Испанское правительство построило на индейской границе в торговых целях ряд крепостей, сообщавшихся между собой и предназначенных для обмена товарами с краснокожими и для защиты от них же, если бы им вздумалось попытаться грабить и жечь замки и асиенды жителей Новой Испании или нынешней Мексики.
Тубак, расположенный у подошвы горы Пахаррос, на самом возвышенном месте Аризоны, принадлежащей теперь Соединенным Штатам, являлся форпостом цивилизации в этих краях. Бдительность караула, устроенного в нем, распространялась даже на необозримую пустыню Апачерию.
Это пресидио состояло из двойной укрепленной ограды, маленькой крепости и фактории для обмена товаров с краснокожими. Несколько свободных жителей, поместившихся в Тубаке и подчиненных очень строгой военной дисциплине, жили в небольших домиках, построенных без всякого плана и походивших скорее на индейские хижины, чем на жилища цивилизованных людей.
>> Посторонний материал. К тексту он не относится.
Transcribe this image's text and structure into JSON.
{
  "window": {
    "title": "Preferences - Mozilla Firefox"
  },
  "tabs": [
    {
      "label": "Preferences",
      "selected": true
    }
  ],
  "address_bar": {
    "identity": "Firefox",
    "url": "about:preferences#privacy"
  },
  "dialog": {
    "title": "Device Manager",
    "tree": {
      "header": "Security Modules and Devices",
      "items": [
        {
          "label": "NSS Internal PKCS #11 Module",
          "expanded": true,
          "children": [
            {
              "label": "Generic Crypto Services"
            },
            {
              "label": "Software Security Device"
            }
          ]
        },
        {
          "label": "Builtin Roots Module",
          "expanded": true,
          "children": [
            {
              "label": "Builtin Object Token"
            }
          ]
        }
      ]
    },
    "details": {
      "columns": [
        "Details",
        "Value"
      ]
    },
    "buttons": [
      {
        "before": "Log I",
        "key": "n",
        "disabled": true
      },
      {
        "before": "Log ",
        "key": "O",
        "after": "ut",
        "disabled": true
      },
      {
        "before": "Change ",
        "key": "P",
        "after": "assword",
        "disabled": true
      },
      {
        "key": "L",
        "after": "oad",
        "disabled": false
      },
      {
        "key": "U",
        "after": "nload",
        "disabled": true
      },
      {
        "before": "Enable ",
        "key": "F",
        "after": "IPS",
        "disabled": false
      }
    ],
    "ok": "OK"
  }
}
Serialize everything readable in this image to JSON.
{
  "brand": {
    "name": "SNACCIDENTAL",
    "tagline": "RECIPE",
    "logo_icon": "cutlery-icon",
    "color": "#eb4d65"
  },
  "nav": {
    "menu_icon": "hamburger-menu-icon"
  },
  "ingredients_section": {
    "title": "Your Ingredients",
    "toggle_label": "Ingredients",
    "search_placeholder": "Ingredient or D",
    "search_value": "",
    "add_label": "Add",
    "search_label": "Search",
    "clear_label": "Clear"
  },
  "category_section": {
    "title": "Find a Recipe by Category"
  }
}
Но эти ранчо, казавшиеся такими мизерными, хранили в себе целые миллионы. В этом уголке колоссальные состояния создавались с неимоверной быстротой. Действительно, в Тубаке организовались всевозможные экспедиции искателей золота. Здесь же устраивались свидания беглецов, лесных бродяг и охотников, всех этих передовых людей поневоле. Кроме того, здесь же происходил обмен мехов на слитки золота или серебра, найденных в рудниках саваны.
Жизнь в Тубаке кипела в то время ключом: золото тратилось в изобилии. Из освещенных на всех углах и перекрестках кабаков раздавалось пение. Мескаль, пульке и каталонское рефино лились рекой; под звуки виуэл и харан [ виуэла, харана -- виды мексиканских гитар ] шла пляска танцовщиц, собиравшихся сюда со всех концов вице-королевства, чтобы поживиться хоть частицами драгоценного металла, расточаемого пригоршнями за одну улыбку или ласку. Хорошее то было время!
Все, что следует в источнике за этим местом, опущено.